I have an instance of Filebeat (version 7.5.0, running on a Windows Server) monitoring a local folder for log files, and sending this data onwards to Logstash (version 7.5.0, running in a Docker continer). In Logstash I would like to extract one of the folder names (the last) and add this as a field.
A concrete example is that from two log entries, one from the file d:\\Logs\\Foo\\Bar\\lorem\\currentlog.txt
and one from the file d:\\Logs\\Foo\\Bar\\ipsum\\currentlog.txt
, I would like to extract the values lorem
and ipsum
respectively.
For this I have the following (simplified example) set up:
input {
pipeline { address => "test" }
}
filter {
grok {
match => { "source" => ".*\\\\.*\\\\(?<product>.*)\\\\.*" }
}
}
output {
stdout { codec => rubydebug }
}
I have tested the regular expression used to find a match (named product
) on the source field in several places (both grockconstructor, grockdebug and rubular), and they all seem to yield the desired result: I get a named match for product with the exected value of the last folder in the path.
However, when I run Logstash with the above pipeline configuration it does not manage to extract the folder name and put its value in the product field. Instead I see that a tag is added to the logstash output with the value grokparsefailure
, indicating that there is something wrong with my grok expression.

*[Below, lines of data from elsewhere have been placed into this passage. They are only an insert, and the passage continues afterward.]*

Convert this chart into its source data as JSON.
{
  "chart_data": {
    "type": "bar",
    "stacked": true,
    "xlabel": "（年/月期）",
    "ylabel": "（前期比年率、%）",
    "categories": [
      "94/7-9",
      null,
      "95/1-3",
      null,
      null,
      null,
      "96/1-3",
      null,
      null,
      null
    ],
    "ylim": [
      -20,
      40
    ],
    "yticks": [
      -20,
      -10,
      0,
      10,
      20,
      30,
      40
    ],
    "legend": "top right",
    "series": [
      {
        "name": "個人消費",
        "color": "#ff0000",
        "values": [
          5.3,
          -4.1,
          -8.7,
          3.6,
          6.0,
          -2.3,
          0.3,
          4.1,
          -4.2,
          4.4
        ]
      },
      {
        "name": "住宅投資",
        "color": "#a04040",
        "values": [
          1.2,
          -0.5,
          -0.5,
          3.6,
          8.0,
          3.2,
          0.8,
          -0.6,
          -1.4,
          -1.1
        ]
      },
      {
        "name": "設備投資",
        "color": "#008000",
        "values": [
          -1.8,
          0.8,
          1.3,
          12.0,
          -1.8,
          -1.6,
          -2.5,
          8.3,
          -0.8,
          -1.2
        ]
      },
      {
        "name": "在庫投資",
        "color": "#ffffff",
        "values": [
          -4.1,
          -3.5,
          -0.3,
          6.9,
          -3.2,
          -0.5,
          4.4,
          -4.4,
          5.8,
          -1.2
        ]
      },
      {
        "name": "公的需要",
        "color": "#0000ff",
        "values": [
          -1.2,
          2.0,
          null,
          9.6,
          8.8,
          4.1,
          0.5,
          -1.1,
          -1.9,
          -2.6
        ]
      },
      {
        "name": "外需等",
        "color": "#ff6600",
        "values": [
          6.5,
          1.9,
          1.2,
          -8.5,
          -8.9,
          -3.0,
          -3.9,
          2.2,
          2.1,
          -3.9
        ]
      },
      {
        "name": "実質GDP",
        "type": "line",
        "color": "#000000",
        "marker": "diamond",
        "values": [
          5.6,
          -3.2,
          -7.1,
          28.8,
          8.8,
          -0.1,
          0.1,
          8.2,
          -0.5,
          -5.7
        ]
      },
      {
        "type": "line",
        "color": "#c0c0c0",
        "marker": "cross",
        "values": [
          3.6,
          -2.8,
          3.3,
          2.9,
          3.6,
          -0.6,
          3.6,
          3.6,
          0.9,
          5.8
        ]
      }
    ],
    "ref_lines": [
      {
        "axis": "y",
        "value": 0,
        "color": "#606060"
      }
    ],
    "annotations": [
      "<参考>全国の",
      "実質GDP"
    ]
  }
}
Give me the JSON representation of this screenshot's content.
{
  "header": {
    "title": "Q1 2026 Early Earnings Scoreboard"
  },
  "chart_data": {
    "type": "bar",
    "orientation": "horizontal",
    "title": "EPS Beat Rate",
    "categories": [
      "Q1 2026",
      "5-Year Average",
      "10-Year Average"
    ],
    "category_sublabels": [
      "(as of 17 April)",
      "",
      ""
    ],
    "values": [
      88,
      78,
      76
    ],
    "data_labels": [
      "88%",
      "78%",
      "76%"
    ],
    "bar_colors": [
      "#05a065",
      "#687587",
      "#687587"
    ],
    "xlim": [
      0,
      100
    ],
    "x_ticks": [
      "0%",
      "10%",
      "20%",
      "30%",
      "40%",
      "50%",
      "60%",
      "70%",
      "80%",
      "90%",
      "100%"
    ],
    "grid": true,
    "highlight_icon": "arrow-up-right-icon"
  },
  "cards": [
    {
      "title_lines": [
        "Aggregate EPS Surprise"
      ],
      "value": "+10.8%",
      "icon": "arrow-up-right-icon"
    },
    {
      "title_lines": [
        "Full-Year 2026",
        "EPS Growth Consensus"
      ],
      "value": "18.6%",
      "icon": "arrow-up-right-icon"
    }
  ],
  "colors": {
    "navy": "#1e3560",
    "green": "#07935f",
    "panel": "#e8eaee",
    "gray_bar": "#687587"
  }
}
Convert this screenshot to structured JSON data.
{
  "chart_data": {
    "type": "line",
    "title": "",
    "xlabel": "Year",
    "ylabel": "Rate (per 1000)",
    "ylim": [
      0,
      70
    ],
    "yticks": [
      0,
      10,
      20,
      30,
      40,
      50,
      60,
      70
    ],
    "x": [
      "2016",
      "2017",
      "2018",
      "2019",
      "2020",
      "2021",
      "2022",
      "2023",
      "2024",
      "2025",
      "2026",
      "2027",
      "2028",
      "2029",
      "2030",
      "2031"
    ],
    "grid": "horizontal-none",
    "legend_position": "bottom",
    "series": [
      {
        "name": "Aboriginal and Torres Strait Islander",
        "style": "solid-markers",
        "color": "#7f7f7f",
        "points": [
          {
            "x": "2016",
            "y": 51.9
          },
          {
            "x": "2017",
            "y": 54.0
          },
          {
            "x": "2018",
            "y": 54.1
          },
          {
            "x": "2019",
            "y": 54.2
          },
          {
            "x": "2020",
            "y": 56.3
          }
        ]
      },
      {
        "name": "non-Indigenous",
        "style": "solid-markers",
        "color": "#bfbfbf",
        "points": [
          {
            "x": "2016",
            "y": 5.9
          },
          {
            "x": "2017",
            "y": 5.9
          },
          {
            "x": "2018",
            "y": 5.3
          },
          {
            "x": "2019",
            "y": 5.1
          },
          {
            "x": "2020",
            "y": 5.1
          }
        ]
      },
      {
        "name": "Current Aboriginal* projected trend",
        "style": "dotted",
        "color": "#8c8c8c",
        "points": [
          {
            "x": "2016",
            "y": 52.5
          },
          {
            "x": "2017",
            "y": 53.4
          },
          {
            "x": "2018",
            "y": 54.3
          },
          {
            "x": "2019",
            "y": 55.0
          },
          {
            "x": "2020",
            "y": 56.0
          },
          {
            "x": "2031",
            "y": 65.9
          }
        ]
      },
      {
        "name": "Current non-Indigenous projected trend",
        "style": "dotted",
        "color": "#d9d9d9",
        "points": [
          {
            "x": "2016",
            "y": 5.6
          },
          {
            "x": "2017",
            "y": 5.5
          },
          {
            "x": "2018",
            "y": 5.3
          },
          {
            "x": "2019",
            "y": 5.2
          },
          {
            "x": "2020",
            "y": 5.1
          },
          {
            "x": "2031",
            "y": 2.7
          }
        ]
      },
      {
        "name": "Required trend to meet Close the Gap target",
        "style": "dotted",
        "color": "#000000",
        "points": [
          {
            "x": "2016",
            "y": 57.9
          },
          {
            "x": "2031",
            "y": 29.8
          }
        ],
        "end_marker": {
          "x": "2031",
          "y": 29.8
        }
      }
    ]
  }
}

But all my testing in the above referenced tools indicates that there is nothing wrong with my expression...
The full logstash output looks like this:
{
"@version" => "1",
"tags" => [
[0]"beats_input_codec_plain_applied",
[1]"_grokparsefailure"
],
"host" => {
"name" => "test"
},
"message" => "Another line in the log",
"agent" => {
"id" => "e00d2f50-b10c-406a-a4fa-be381d15b869",
"ephemeral_id" => "28dfe105-b936-40de-bc97-16c4a9196e30",
"hostname" => "my-host",
"name" => "test",
"type" => "filebeat",
"version" => "7.5.0"
},
"@timestamp" => 2019 - 12 - 16T14: 04: 09.064Z,
"ecs" => {
"version" => "1.1.0"
},
"log" => {
"file" => {
"path" => "d:\\Logs\\Foo\\Bar\\ipsum\\currentlog.txt"
},
"offset" => 21
},
"input" => {
"type" => "log"
}
}
I have tried changing the match to be on the log.file.path
property, but that gives me the same _grokparsefailure
tag.
I am also pretty sure that this worked on an earlier installation of Filebeat/Logstash (perhaps one or two major versions back), but I can't remember exactly.
So the question is: Why isn't Logstash able to extract the folder name from the Filebeat source? And is there a way I can debug this grok problem any further?